Former homeless couple can buy Wednesfield home for £1

Former homeless couple can buy Wednesfield home for £1
A formerly homeless couple have a chance to buy a house for £1 under a scheme to help key workers and others on to the property ladder.

Tim Perry and Aaron Parsons are among the first tenants who have moved into 12 new houses at a development in Wednesfield, Wolverhampton.

They become eligible for the £1 purchase on the 25th anniversary of moving in.

The project has spent £24m buying 100 properties.

Mr Perry, a machine press operator, said he felt "ecstatic", adding: "[I m] still pinching myself over it. It feels so weird and [I m] so blissfully happy."

Help to Own was set up by the city council, West Midlands Combined Authority, and fund management business Frontier Development Capital Ltd, for "working families struggling to save enough deposit to fulfil their dream of home ownership".

The council said the scheme provided long-term rent security and enabled tenants to build up a "loyalty premium" as they made their monthly payments.

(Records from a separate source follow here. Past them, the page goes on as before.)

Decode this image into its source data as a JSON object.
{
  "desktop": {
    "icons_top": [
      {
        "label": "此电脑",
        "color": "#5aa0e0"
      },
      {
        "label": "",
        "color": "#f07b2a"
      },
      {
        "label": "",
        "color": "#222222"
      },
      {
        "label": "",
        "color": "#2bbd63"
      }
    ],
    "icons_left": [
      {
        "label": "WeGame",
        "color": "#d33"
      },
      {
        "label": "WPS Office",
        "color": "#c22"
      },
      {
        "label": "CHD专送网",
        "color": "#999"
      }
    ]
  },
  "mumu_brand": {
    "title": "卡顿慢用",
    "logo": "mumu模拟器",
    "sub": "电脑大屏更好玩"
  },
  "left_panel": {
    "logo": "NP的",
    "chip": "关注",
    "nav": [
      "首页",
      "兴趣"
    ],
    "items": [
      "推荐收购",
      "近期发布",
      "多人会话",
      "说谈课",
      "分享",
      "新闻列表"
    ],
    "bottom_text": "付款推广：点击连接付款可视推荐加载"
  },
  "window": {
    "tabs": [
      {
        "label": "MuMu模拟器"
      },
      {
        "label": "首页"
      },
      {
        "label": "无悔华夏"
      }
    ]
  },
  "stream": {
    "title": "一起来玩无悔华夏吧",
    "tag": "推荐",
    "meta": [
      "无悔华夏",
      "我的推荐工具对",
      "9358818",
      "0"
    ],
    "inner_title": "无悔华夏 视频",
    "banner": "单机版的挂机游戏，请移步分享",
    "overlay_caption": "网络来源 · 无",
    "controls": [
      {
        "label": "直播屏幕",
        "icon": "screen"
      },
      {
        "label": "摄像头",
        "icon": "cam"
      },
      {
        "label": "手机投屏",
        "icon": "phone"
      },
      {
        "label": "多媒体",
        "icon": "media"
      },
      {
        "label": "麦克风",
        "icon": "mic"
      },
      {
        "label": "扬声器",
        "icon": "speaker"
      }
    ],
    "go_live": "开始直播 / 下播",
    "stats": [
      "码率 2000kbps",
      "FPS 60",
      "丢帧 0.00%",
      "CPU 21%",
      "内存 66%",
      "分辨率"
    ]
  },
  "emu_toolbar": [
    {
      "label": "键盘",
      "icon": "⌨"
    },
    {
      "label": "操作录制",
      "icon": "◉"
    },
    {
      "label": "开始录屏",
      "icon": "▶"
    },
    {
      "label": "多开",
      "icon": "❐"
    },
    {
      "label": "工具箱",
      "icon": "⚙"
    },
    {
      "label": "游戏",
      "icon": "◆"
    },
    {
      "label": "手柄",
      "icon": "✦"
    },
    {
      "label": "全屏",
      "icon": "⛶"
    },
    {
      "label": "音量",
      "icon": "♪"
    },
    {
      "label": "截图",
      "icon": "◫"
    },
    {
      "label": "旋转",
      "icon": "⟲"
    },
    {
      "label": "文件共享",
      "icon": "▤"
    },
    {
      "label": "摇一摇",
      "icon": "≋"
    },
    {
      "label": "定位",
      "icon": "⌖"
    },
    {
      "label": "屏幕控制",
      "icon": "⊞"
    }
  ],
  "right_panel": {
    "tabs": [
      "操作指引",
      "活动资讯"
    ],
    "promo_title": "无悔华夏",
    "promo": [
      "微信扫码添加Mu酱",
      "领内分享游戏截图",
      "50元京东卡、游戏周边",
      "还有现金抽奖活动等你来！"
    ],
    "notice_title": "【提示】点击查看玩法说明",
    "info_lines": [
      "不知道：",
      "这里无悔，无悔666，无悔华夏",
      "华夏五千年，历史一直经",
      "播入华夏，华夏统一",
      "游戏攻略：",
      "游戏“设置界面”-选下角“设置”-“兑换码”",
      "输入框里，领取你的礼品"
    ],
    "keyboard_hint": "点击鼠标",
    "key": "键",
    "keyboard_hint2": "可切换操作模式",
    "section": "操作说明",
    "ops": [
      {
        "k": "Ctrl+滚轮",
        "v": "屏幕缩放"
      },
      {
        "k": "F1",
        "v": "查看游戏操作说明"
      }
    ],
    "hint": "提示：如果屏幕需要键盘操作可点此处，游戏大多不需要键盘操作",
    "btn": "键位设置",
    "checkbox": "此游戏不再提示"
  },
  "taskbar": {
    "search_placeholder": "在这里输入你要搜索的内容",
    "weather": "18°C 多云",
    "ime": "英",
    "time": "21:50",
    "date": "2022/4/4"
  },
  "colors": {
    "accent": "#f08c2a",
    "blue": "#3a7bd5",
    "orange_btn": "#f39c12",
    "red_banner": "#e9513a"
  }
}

This can be taken as cash if they leave the scheme within 20 years, or they can buy the home for just £1 a quarter of a century after joining.

The 100 properties, being built on Lakefield Road at The Marches development, are a mix of two, three and four-bedroom houses.

Image caption, So far, 86 of the houses have been offered to successful applicants

Mr Perry said the lack of a deposit had appealed, adding "it s pretty much you can move in after just paying application fees and solicitors fees".

He said previously he had been "sofa surfing on friends couches and stuff".

NHS staff and other key workers are also among the first 32 tenants to receive the keys to their new homes under the initiative.

So far, 86 of the houses have been offered to successful applicants, and more than 41% of the homes will go to a key worker, according to those behind the scheme.

Image caption, Tim Perry said he was "still pinching" himself

Help to Own is not a social housing scheme, but is available to anyone struggling to get on the property ladder, subject to credit checks.

The council has put £5.7m into the project, while the combined authority has contributed £4.7m.